Add option to tweak inductor stride settings for user-defined triton kernels #135530

zou3519 · 2024-09-09T20:29:40Z

Stack from ghstack (oldest at bottom):

Flip triton kernel default layout constraint to "needs_fixed_stride_order" #135581
-> Add option to tweak inductor stride settings for user-defined triton kernels #135530

Previously, Inductor was allowed to modify the stride/storage_offset
(layout) for inputs to user-defined triton kernels. This can cause
silent incorrectness because most triton kernels are written for a
specific striding pattern (usually contiguous).

This PR adds a config to allow the user to choose Inductor's behavior on
this. The options are:

"flexible_layout" (default): Inductor can modify the layout for inputs
to user-defined triton kernels as much as it wants.
"needs_fixed_stride_order": Inductor must preserve the stride order
(when compared to tracing) for inputs to user-defined triton kernels.

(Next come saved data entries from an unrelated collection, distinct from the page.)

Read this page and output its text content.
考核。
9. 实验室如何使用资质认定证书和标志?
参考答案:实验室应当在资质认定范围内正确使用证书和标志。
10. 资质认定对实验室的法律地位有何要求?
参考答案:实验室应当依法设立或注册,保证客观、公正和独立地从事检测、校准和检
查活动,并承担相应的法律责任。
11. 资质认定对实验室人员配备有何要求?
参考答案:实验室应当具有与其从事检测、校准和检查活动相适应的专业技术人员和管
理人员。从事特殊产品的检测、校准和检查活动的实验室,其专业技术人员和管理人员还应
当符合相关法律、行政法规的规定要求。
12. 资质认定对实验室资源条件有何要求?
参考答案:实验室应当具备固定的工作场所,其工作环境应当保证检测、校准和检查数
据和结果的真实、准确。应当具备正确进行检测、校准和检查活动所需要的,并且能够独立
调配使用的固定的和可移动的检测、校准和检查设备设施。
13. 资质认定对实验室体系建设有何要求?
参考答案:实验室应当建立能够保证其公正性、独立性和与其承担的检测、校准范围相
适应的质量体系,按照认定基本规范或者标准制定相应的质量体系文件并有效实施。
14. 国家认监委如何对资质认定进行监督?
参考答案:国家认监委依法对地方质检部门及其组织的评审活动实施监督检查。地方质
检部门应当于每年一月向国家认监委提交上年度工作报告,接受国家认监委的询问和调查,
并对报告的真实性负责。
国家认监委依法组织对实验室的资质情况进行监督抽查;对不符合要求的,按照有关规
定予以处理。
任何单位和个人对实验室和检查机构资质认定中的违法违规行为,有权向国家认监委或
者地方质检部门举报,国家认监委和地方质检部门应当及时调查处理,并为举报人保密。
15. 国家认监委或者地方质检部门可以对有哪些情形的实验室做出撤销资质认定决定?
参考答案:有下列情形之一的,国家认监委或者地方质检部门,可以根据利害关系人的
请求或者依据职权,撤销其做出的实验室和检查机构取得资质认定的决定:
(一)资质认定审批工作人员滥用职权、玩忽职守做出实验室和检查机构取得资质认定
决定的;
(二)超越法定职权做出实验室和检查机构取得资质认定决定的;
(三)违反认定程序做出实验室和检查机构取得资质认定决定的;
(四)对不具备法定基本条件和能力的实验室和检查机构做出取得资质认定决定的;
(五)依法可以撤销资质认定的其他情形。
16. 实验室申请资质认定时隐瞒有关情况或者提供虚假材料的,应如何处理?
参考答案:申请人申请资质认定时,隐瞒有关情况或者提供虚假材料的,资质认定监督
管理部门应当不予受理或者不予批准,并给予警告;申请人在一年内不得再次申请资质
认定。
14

This matches our handling for custom operators. In the future, we'll
want a "needs_exact_strides" option (this is the safest option).

Test Plan:

new test

cc @voznesenskym @penguinwu @EikanWang @jgong5 @Guobing-Chen @XiaobingSuper @zhuhaozhe @blzheng @wenzhe-nrv @jiayisunx @ipiszy @yf225 @chenyang78 @kadeng @muchulee8 @ColinPeppler @amjames @desertfire @chauhang

…kernels Previously, Inductor was allowed to modify the stride/storage_offset (layout) for inputs to user-defined triton kernels. This can cause silent incorrectness because most triton kernels are written for a specific striding pattern (usually contiguous). This PR adds a config to allow the user to choose Inductor's behavior on this. The options are: - "flexible_layout" (default): Inductor can modify the layout for inputs to user-defined triton kernels as much as it wants. - "needs_fixed_stride_order": Inductor must preserve the stride order (when compared to tracing) for inputs to user-defined triton kernels. This matches our handling for custom operators. In the future, we'll want a "needs_exact_strides" option (this is the safest option). Test Plan: - new test [ghstack-poisoned]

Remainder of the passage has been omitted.